Draw Me a Sheep on a Motorcycle

The image generation models known today use a diffusion model. Today, we’ll discover the details of processing the request: “Draw me a sheep riding a motorcycle”.

The painter stands before their blank canvas, facing the void to be filled. With a broad gesture, they begin by laying down a uniform background, a neutral tone that will serve as the foundation for the world they’re about to create. Then come the first strokes: light lines, almost hesitant, that define the general composition — a body, a landscape, a scene in the making. Gradually, forms take shape. They add shadows, lights, volumes, shape depth, texture, atmosphere. Each brushstroke refines reality. And when they touch on the final details — a reflection in the eye, a lock of hair, a vein on a hand — the image, finally, comes to life.

How is the image generated?

It’s a bit the same approach followed by diffusion models. We start with a completely random image containing noise (points scattered randomly across the image). A multi-step process will then occur. At each step, the model will refine the image, guided by the prompt, will modify the image so that, in the blur, masses appear, then make several elements emerge from these masses: wheels and body for the motorcycle, legs and body for the sheep, then define spaces and add detail. At each step, the final image emerges from the blur.

However, we need to specify an important difference between the painter and the AI here: when they begin their canvas, the painter (in most cases) knows what they’re doing, which is not the case for our model, which only performs mathematical operations.

Ok, now that we’ve seen how this happens, we need to tackle the question of how it manages to do these kinds of things.

First, we need to understand that the request “Draw me a sheep riding a motorcycle” will be processed by a first model, which has been trained with words and images. So it knows what a motorcycle and a sheep look like, but also what “riding a motorcycle” looks like.

The second model, the one in charge of creating the image, will therefore start from a random image and, at each rendering step, compare its image with the information given to it by the text model. It reinforces useful forms, attenuates inconsistencies, and refines details, until the image truly embodies what the sentence says.

How are the models trained?

For the text/image model, it’s rather simple. It has absorbed millions of described images:

An image of a sheep → “a sheep”
An image of a motorcycle → “a motorcycle”
An image of a motorcyclist → “a man on a motorcycle”

So it has the ability to transform the prompt into a deep representation of what the image should contain, at the level of objects, interactions, but also style or emotion.

For the diffusion model, it’s a bit more complex to grasp. It will also digest millions of images with their prompts. Its job is to add blur to images until they become completely random.

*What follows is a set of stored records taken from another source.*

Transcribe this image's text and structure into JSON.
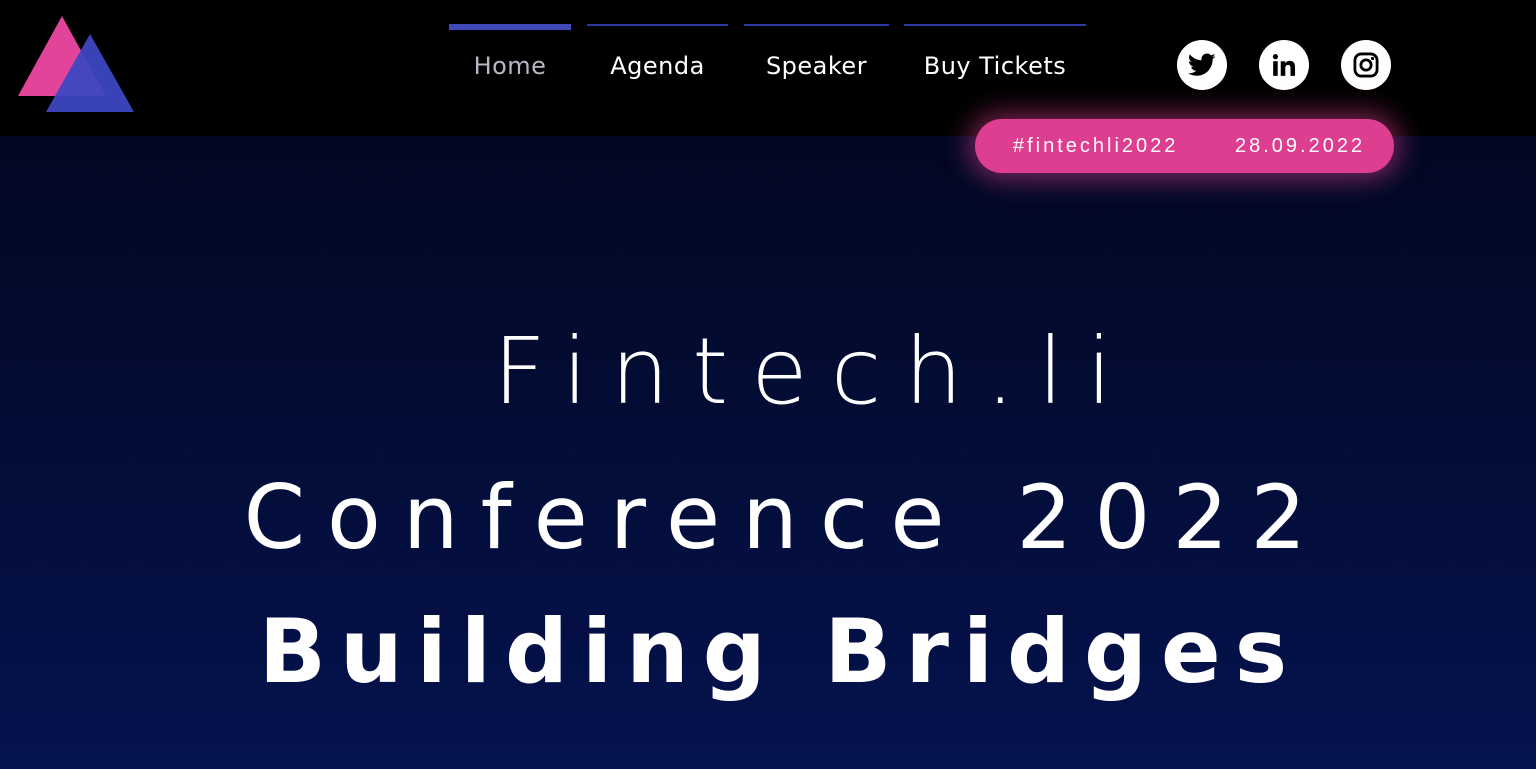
{
  "brand": {
    "logo_icon": "triangles-logo-icon",
    "colors": {
      "pink": "#e2449a",
      "blue": "#3d47c0",
      "accent": "#dd3e8f"
    }
  },
  "nav": {
    "items": [
      {
        "label": "Home",
        "active": true
      },
      {
        "label": "Agenda",
        "active": false
      },
      {
        "label": "Speaker",
        "active": false
      },
      {
        "label": "Buy Tickets",
        "active": false
      }
    ]
  },
  "social": [
    {
      "icon": "twitter-icon"
    },
    {
      "icon": "linkedin-icon"
    },
    {
      "icon": "instagram-icon"
    }
  ],
  "event_pill": {
    "hashtag": "#fintechli2022",
    "date": "28.09.2022"
  },
  "hero": {
    "line1": "Fintech.li",
    "line2": "Conference 2022",
    "line3": "Building Bridges"
  }
}
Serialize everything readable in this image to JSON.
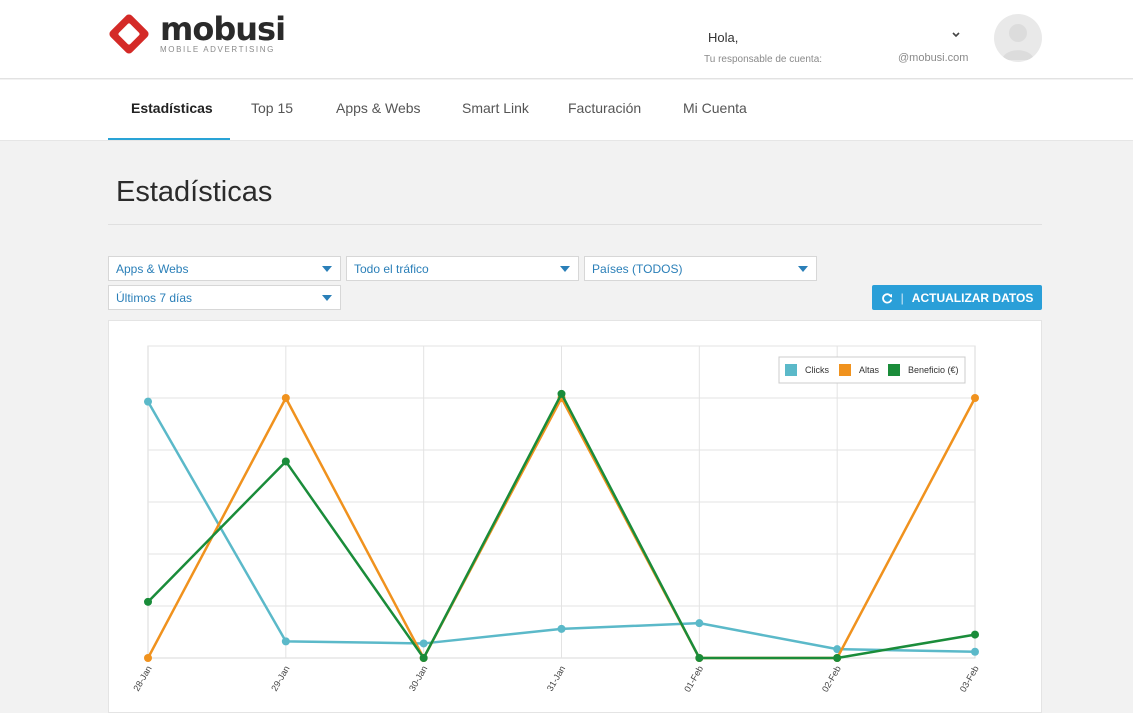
{
  "brand": {
    "name": "mobusi",
    "tagline": "MOBILE ADVERTISING",
    "color": "#d42a27"
  },
  "header": {
    "greeting": "Hola,",
    "account_label": "Tu responsable de cuenta:",
    "email": "@mobusi.com",
    "chevron_icon": "chevron-down-icon"
  },
  "nav": {
    "items": [
      "Estadísticas",
      "Top 15",
      "Apps & Webs",
      "Smart Link",
      "Facturación",
      "Mi Cuenta"
    ],
    "active": "Estadísticas"
  },
  "page": {
    "title": "Estadísticas"
  },
  "filters": {
    "apps": "Apps & Webs",
    "traffic": "Todo el tráfico",
    "countries": "Países (TODOS)",
    "period": "Últimos 7 días"
  },
  "update_button": {
    "icon": "refresh-icon",
    "label": "ACTUALIZAR DATOS"
  },
  "colors": {
    "accent": "#2a9fd8",
    "clicks": "#5bb9c9",
    "altas": "#f0921e",
    "beneficio": "#1a8c3a"
  },
  "chart_data": {
    "type": "line",
    "categories": [
      "28-Jan",
      "29-Jan",
      "30-Jan",
      "31-Jan",
      "01-Feb",
      "02-Feb",
      "03-Feb"
    ],
    "ylim": [
      0,
      6
    ],
    "grid": true,
    "legend_position": "top-right",
    "series": [
      {
        "name": "Clicks",
        "values": [
          4.93,
          0.32,
          0.28,
          0.56,
          0.67,
          0.17,
          0.12
        ]
      },
      {
        "name": "Altas",
        "values": [
          0,
          5.0,
          0,
          5.0,
          0,
          0,
          5.0
        ]
      },
      {
        "name": "Beneficio (€)",
        "values": [
          1.08,
          3.78,
          0,
          5.08,
          0,
          0,
          0.45
        ]
      }
    ]
  }
}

It’s by analyzing this process, step by step, that it will learn to remove the blur brilliantly.

The Nerd Zone - Inside the mathematical mind of AI 🤓

If you liked the painter analogy, but you’re wondering what these “mathematical operations” and “information” transmitted between models really are, you’re in the right place. Welcome to the Nerd Zone. Here, we lift the hood to look at the engine: embeddings and latent space.

The language of AI: everything is just vectors

An AI model doesn’t understand words, concepts, or image pixels like we do. Its only language is mathematics. For an idea like “a sheep” to be processed, it must be translated into a form that the AI can manipulate: a vector.

Words and images will therefore be translated by our models in the form of vectors, also called embeddings. Vectors have an obvious mathematical advantage: they can serve as coordinates in complex spaces. We thus see a geometry of meaning emerge, where sheep and ewe are close, but quite far from the concept of motorcycle. The whole strength of current models is that these embeddings are capable of capturing deep representations of elements, which allows complex concepts to be manipulated mathematically.

A particularly telling example: "king" - "man" + "woman" ≈ "queen". If we remove the notion of man from king, we get the notion of royalty which, applied to woman, gives queen.

That said, let’s return to our sheep (and its motorcycle):

Our first model will build a prompt embedding that will express this idea: “sheep in the process of executing the action of riding a motorcycle”.
The diffusion model will therefore prepare a random vector space (latent space). At each iteration, it will perform a limited number of modifications to this space to make appear, in certain zones, the characteristics provided by the prompt vector. For the rest — the road, the decor, the color of the motorcycle — the diffusion model will follow the predictions acquired during its training.
Once the latent space is finalized, the third model in the band will transform these coordinates into a pixel-made image.

The little extras

The “seed”: it corresponds to the random image generated at the base. And since it’s a statistical process, the same seed with the same prompt will give the same image. Hence the idea of keeping the seed and slightly modifying the prompt to obtain similarities in the image.
Guidance: when generating an image, we can associate a guidance score. This will influence how much the model will integrate the prompt elements into the image.